Insights | Collegial

The biggest fails companies face in AI adoption and how to avoid them

Written by Linda Sundblom | May 15, 2026 10:00:28 AM

When organisations start adopting and scaling AI, the focus is often on tools, platforms, and quick wins: automating tasks, deploying copilots, or integrating agents into workflows. But in practice, the biggest failures rarely come from the technology itself. They come from how organisations prepare, or fail to prepare, their people.

Below are some of the most common and costly pitfalls companies encounter when scaling AI across the organisation, and why capability building is not a “nice to have” but the foundation of successful AI adoption and digital transformation.

 

1. Treating AI as a technology rollout, not an organisational shift

One of the most common mistakes is framing artificial intelligence adoption as an IT project. Companies invest in tools, licences, and integrations, but assume usage will naturally follow.

Unfortunately, it doesn’t.

AI changes how decisions are made, how work is structured, and how value is created. Without preparing employees for these shifts, organisations often see:

  • Low adoption rates
  • Fragmented usage across teams
  • Shadow AI practices (unapproved tools and workarounds)
  • Disconnected outcomes with no measurable productivity gains

The biggest barrier to AI transformation is rarely the technology itself. It is the organisation’s ability to change how people work, decide and collaborate.

Technology can be deployed overnight. Behaviour cannot.

And behavioural change only happens when people build the confidence, understanding and practical experience to apply AI in their daily work.

 

2. Underestimating the skills gap, especially for non-technical roles

Many leaders assume AI literacy is only relevant for data scientists or engineers. In reality, the biggest productivity gains often come from business functions such as marketing, HR, finance, operations, and sales.

When employees don’t understand:

  • what AI can and cannot do
  • how to prompt or guide models effectively
  • how to evaluate AI-generated output

...they either avoid using it or misuse it.

This creates a silent performance gap across teams, where some individuals accelerate with AI while others are left behind. 

The organisations creating real value from AI are not treating it as a specialised capability owned by a small group of experts. They are treating AI literacy as a core business capability across functions, roles and leadership levels.

Because enterprise-wide adoption accelerates when understanding is distributed, not concentrated.

 

3. Over-focusing on tools instead of capabilities

A recurring failure pattern is investing heavily in AI tools without investing in the capabilities needed to use them effectively.

For example:

  • buying copilots but not training employees in prompt thinking
  • deploying automation tools without redesigning and optimizing workflows
  • introducing analytics platforms without data readiness and interpretation skills

This leads to what many executives later describe as “expensive underuse.”

The missing layer is capability building: helping employees understand how to think, decide, and work differently with AI.

 

4. Ignoring cultural resistance to AI

One of the most underestimated barriers to AI transformation is cultural readiness.

Even when the tools are available, adoption slows when employees feel uncertain about where they fit in a changing organisation. Concerns around automation, job relevance, speed of change and trust in AI-generated outputs often remain unspoken, but they directly shape behaviour.

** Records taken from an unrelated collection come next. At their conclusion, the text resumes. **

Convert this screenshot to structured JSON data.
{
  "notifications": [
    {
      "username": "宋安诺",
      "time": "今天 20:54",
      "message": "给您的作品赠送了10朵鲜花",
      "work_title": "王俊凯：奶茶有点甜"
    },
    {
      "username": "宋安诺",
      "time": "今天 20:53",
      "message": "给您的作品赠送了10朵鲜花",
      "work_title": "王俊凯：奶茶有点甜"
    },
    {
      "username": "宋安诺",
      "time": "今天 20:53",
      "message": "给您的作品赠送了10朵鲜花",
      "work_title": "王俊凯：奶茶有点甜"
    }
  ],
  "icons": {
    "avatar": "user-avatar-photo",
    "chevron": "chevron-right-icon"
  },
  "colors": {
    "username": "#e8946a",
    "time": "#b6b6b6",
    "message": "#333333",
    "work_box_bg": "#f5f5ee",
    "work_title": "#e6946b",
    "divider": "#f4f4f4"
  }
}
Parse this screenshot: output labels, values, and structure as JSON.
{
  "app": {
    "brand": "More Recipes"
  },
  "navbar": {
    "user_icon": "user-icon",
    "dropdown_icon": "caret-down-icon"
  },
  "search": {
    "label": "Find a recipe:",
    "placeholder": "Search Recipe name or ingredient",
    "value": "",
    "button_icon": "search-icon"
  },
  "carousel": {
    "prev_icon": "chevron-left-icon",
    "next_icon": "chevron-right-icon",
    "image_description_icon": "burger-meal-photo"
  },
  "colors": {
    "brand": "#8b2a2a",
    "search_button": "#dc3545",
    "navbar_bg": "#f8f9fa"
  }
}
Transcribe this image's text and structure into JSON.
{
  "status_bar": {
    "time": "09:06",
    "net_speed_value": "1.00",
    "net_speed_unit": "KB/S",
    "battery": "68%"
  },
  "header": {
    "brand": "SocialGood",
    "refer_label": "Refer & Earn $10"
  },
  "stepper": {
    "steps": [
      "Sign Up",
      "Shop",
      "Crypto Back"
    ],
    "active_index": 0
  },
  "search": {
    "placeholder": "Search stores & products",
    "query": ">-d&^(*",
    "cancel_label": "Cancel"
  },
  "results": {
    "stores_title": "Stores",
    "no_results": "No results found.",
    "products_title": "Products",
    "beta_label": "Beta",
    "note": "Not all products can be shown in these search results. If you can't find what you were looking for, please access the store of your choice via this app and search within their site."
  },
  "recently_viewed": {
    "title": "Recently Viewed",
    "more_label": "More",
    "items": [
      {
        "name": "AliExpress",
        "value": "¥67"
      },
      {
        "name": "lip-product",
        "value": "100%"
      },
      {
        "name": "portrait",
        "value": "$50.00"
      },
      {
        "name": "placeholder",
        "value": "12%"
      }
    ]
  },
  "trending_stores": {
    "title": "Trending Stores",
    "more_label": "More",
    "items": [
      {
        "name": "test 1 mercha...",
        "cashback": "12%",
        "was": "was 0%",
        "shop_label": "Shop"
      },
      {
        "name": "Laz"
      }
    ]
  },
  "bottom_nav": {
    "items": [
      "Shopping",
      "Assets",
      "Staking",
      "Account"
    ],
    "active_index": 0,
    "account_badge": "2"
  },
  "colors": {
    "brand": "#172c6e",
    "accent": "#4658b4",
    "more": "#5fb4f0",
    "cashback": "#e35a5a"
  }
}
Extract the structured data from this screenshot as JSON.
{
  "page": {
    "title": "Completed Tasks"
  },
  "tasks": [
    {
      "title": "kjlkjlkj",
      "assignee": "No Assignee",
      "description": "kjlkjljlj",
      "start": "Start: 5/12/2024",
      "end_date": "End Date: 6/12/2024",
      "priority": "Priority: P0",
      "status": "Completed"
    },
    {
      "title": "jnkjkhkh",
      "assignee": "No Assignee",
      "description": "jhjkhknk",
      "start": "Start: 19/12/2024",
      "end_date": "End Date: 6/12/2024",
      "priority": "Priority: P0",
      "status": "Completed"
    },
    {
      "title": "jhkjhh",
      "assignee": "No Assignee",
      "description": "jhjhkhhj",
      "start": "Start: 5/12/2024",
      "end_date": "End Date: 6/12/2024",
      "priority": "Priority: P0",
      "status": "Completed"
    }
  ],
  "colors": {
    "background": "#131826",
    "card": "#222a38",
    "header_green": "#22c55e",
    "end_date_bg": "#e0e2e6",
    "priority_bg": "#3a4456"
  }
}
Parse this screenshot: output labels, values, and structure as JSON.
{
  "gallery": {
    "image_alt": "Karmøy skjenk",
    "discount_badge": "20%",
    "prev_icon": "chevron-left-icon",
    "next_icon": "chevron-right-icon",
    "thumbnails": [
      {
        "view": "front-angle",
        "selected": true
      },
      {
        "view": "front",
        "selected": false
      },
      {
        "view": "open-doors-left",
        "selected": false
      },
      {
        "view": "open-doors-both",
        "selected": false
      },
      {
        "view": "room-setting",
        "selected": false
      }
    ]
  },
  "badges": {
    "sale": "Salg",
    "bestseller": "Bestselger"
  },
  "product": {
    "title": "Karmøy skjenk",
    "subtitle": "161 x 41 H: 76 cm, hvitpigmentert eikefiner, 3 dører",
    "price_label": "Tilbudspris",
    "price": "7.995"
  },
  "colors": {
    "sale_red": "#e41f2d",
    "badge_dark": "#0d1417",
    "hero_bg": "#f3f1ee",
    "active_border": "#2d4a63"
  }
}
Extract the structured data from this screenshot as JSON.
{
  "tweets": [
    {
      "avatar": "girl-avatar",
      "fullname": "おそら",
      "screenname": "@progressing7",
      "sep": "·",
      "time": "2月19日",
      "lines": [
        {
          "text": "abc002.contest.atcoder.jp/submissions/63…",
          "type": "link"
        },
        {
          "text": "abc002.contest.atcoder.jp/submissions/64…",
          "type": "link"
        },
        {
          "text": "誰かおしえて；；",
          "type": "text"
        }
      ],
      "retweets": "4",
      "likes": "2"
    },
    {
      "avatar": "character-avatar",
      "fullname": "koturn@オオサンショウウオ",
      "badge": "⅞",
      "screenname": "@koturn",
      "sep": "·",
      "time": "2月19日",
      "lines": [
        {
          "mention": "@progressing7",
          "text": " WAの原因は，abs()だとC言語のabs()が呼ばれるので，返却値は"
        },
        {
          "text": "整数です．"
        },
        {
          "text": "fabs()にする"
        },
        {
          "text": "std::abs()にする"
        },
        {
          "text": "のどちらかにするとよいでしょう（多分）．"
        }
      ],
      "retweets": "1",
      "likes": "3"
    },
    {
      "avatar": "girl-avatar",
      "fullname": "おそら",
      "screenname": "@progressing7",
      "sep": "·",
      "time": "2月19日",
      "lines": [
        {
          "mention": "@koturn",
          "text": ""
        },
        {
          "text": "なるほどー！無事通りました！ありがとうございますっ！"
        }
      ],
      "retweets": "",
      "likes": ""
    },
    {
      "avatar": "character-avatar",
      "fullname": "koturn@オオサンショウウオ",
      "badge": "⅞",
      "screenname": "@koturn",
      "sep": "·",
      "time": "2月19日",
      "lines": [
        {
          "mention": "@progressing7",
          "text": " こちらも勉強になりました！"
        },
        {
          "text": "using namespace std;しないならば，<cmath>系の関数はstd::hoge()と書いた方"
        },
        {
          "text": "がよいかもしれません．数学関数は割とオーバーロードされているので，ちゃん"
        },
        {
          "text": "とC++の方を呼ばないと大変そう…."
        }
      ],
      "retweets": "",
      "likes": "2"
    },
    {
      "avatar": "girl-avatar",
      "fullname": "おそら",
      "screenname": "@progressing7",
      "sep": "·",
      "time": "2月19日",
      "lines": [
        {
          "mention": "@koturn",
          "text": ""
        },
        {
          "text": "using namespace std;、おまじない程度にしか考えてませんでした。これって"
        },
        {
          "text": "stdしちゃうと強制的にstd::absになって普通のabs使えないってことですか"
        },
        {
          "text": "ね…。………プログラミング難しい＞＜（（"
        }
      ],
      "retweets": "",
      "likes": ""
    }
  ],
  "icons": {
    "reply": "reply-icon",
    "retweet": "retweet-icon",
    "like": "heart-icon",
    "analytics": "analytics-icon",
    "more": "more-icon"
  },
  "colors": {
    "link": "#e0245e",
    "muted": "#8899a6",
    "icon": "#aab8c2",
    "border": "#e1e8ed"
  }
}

Left unaddressed, uncertainty turns into resistance. Or disengagement.

The organisations moving fastest with AI are creating environments where people can learn, experiment and build confidence safely over time. Sustainable AI adoption depends as much on psychological safety as it does on technical infrastructure.

 

5. Treating AI capability building as a one-off initiative

One of the most common mistakes organisations make is approaching AI learning as a single workshop, onboarding session or certification exercise.

But AI is not static. The tools, workflows and use cases are evolving too quickly for episodic training models to keep pace.

The organisations creating long-term value from AI treat learning differently. They build it as a continuous organisational capability:

• embedded into everyday workflows
• adaptive to evolving technologies and business needs
• reinforced through experimentation and application over time

Because AI transformation is not a milestone to complete. It is an ongoing cycle of capability development, behavioural adaptation and operational redesign.

 

6. When ambition outpaces workforce readiness

Many leadership teams are under pressure to deliver rapid productivity gains from AI investments. At the same time, employees are often still trying to understand the fundamentals of how AI fits into their work.

This creates a growing disconnect inside organisations:

• leadership sees slower-than-expected adoption
• employees experience pressure without sufficient support or clarity

The missing layer is structured, practical upskilling that connects strategic ambition with operational readiness.

Without that bridge, expectations scale faster than capability and transformation efforts begin to stall.

 

AI transformation is ultimately a people transformation

The organisations struggling with AI adoption are rarely lacking access to technology.

More often, they underestimate what it takes for people to fundamentally change how they work, collaborate and make decisions.

Broad AI adoption is not a software rollout. It is a workforce capability transformation.

At the centre of that transformation is learning, not as a support function or isolated training initiative, but as the strategic capability that enables organisations to convert AI investment into sustained organisational performance and long-term business value.